The focused community action achieved success – Hastings Borough Council purchased the pier from its private owners, a Heritage Lottery Grant of £8.75 million was obtained towards the £14 million refurbishment designed by architects dRMM which went on to win the Stirling Prize in 2017, and the new pier, retaining its historic structure, opened in April 2016.
Sadly since then, the pier’s future has been uncertain after the Trust went into administration in 2017 and the pier was sold to a local businessman who plans to reopen it this spring.
The RIBA’s exhibition looks at the community success of Hastings Pier and three other projects of vastly different scales: the Coniston Institute by Grizedale Arts + Hayatsu Architects, Old Manor Park Library in London by APPARATA and the comparatively modest Lookout in Scotland by Processcraft. Linked to the exhibition are talks and events and visitors are invited to leave comments on projects they would wish to achieve. Many relate to empty and boarded-up community buildings, sports facilities, swimming baths, libraries and art centres, others to security and safety, one to make the Glasgow School of Art fireproof and one for local authorities to stop cutting down 100 year old trees….

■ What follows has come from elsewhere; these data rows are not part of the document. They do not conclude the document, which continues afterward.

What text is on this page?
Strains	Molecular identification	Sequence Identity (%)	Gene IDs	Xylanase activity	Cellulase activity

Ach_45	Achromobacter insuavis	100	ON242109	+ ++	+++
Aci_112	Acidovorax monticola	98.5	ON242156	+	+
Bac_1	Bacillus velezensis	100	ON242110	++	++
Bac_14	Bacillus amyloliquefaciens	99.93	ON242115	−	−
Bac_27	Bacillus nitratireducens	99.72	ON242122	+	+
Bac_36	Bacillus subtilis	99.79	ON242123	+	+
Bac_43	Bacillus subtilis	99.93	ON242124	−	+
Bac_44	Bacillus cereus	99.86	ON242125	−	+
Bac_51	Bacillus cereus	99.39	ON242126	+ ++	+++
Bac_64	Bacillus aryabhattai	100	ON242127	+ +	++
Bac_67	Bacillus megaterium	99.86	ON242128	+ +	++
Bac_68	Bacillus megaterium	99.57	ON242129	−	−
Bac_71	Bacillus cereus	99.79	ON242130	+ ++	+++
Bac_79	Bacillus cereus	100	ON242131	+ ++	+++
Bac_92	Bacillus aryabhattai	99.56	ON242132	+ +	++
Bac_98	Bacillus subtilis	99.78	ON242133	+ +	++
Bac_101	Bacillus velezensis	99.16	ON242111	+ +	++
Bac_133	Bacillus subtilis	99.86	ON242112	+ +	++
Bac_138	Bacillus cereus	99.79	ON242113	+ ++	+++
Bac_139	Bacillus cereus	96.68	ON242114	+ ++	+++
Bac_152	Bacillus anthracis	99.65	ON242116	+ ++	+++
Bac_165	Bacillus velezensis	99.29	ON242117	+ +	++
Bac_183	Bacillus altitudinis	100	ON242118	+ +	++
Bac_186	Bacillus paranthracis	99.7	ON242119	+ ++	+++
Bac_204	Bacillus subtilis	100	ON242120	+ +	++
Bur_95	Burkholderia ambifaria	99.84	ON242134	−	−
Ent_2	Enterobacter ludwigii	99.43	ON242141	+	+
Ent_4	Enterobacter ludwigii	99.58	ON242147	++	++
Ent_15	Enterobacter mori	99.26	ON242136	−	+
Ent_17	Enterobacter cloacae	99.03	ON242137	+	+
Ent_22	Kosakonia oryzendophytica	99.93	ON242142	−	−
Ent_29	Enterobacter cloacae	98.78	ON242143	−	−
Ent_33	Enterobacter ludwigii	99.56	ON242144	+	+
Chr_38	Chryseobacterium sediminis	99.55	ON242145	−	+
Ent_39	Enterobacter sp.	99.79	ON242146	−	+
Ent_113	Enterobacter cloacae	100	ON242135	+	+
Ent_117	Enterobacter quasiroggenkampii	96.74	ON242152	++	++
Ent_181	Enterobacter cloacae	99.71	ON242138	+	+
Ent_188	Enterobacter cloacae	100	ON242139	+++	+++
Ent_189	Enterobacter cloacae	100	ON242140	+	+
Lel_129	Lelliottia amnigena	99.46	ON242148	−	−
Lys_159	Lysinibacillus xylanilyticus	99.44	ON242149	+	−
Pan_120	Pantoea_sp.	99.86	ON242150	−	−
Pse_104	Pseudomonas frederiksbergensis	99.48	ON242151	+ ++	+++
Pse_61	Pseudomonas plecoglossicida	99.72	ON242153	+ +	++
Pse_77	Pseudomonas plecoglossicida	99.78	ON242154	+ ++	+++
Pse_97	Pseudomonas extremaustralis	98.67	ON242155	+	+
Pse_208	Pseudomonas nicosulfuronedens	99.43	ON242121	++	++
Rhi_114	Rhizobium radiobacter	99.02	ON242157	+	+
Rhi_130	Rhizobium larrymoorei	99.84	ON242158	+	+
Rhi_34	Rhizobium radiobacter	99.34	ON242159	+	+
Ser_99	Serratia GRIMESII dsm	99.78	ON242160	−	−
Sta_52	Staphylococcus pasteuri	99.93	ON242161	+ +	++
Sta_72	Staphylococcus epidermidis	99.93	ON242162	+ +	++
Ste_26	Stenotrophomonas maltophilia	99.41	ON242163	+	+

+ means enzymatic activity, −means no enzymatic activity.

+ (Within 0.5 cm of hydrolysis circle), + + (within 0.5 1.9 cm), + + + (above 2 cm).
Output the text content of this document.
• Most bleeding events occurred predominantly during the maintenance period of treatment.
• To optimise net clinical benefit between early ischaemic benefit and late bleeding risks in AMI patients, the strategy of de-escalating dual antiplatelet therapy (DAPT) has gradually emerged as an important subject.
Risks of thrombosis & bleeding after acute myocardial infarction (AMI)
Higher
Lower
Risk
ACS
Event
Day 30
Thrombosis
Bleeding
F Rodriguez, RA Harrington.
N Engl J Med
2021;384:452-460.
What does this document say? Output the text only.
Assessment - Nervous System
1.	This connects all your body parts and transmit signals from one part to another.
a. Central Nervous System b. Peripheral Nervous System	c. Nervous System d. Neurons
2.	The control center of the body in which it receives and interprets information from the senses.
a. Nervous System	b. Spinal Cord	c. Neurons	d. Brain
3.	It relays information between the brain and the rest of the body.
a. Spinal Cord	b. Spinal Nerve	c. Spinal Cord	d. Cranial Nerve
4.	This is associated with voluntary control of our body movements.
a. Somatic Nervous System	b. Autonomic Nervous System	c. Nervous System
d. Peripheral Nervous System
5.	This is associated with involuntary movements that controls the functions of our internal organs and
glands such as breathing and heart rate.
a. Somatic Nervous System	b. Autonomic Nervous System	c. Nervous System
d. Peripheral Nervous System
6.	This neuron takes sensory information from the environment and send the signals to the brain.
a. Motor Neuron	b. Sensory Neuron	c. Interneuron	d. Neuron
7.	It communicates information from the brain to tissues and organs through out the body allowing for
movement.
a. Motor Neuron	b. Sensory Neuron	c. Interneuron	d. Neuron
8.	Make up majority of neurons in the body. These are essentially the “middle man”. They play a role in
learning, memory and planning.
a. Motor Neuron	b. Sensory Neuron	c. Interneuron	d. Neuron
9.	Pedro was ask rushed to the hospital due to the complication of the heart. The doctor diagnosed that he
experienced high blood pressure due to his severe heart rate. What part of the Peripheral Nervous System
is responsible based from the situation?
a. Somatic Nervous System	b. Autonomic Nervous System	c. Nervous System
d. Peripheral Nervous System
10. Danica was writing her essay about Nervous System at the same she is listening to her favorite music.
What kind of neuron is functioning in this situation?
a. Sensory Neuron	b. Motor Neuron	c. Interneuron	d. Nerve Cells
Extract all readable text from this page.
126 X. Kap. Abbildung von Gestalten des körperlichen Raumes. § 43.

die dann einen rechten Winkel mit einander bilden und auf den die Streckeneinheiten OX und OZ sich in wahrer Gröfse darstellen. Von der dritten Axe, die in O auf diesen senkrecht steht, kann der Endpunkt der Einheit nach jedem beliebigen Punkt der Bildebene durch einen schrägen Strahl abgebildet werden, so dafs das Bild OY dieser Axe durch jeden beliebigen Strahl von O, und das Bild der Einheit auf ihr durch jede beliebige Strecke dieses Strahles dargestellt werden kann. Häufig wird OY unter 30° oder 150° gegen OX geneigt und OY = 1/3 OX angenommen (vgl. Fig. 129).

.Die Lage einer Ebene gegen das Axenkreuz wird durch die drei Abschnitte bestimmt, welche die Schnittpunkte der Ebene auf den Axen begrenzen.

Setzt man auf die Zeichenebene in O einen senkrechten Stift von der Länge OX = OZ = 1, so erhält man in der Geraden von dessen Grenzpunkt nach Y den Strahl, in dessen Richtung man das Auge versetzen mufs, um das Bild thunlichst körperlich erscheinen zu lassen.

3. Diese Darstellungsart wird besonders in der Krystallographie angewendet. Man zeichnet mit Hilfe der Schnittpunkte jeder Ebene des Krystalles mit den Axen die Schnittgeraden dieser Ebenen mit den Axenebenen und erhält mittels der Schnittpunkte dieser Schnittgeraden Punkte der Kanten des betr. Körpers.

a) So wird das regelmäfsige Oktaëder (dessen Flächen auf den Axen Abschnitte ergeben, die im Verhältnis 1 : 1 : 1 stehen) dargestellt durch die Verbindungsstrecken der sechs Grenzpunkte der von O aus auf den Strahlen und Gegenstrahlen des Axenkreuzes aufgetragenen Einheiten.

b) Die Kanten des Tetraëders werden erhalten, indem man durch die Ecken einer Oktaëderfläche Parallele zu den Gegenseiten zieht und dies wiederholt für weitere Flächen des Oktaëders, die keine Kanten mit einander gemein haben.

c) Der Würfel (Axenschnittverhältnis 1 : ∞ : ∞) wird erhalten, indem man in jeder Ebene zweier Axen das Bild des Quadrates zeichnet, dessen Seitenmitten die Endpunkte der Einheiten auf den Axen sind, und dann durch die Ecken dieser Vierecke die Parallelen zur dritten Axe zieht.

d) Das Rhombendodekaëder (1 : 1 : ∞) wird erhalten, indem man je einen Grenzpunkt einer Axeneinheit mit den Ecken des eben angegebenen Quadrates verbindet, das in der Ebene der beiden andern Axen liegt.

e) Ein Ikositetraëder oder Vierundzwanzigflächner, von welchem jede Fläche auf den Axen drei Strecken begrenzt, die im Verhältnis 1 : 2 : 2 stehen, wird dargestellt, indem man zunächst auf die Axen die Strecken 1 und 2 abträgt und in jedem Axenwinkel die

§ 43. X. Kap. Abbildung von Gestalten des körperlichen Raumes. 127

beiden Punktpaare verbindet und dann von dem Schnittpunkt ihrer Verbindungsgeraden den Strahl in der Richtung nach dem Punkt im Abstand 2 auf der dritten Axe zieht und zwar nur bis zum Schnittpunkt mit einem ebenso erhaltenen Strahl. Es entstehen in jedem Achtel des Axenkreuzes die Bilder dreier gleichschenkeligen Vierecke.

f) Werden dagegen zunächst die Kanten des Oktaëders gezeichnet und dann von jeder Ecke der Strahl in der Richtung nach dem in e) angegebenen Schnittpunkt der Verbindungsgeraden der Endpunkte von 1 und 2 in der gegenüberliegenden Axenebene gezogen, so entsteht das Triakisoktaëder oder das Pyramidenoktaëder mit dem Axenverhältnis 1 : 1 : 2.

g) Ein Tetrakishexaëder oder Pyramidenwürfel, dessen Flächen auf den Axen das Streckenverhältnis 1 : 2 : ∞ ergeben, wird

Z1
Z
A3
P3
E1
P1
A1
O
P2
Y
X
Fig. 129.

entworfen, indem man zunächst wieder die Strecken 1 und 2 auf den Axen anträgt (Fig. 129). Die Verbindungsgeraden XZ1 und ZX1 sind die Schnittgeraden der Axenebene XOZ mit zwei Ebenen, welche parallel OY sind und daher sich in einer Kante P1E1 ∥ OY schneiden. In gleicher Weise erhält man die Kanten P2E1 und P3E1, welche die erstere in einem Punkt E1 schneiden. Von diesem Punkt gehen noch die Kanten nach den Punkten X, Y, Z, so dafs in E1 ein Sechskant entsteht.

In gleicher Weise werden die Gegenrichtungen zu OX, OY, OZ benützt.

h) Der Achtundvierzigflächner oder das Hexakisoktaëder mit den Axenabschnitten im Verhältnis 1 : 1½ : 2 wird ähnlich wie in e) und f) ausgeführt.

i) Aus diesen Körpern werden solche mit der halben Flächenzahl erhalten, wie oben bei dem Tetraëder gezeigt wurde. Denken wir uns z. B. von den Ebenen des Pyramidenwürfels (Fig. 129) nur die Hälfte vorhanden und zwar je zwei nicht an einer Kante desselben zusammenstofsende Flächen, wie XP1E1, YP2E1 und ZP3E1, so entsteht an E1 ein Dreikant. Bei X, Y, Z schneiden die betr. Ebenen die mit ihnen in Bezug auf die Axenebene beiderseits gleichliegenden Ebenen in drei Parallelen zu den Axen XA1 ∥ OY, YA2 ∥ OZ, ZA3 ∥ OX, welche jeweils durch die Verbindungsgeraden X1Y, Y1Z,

The exhibition, while well designed, doesn’t fully bring out the pain, the energy, the activism, the drama, the fights that communities have engaged in to save their buildings and, while it does mention some other projects such as the Lido in Grange-over-Sands, it could say a lot more about the challenges up and down the country, the latest being the much-loved Winter Gardens and People’s Place in Glasgow Green in Glasgow which suddenly had to close at the end of 2018, with the destruction of several of the fine botanical trees, for safety reasons, and an estimated multi-million point bill for repairs to the Winter Gardens, opened for the benefit of the people in the east end of Glasgow in 1898. Glasgow has a history of community projects from the time of ASSIST, which emerged from Strathclyde University in the 1970′s, placing people and community engagement at the heart of projects, transforming the urban regeneration of Glasgow slums from mass relocation and demolition and rebuilding with tower blocks (many of which have since themselves been demolished), to one of retaining and working with communities, and refurbishing and adapting traditional tenements to provide housing which was more human and kept the heart of the old communities, with a recent example being the Govanhill Baths in the south side of Glasgow.
When I last visited the Winter Gardens on a dull, dark, damp February in 2011, it had been recently refurbished and appeared a much-loved space. Let’s hope that everyone will pull together to find a way of bringing the buildings back into use.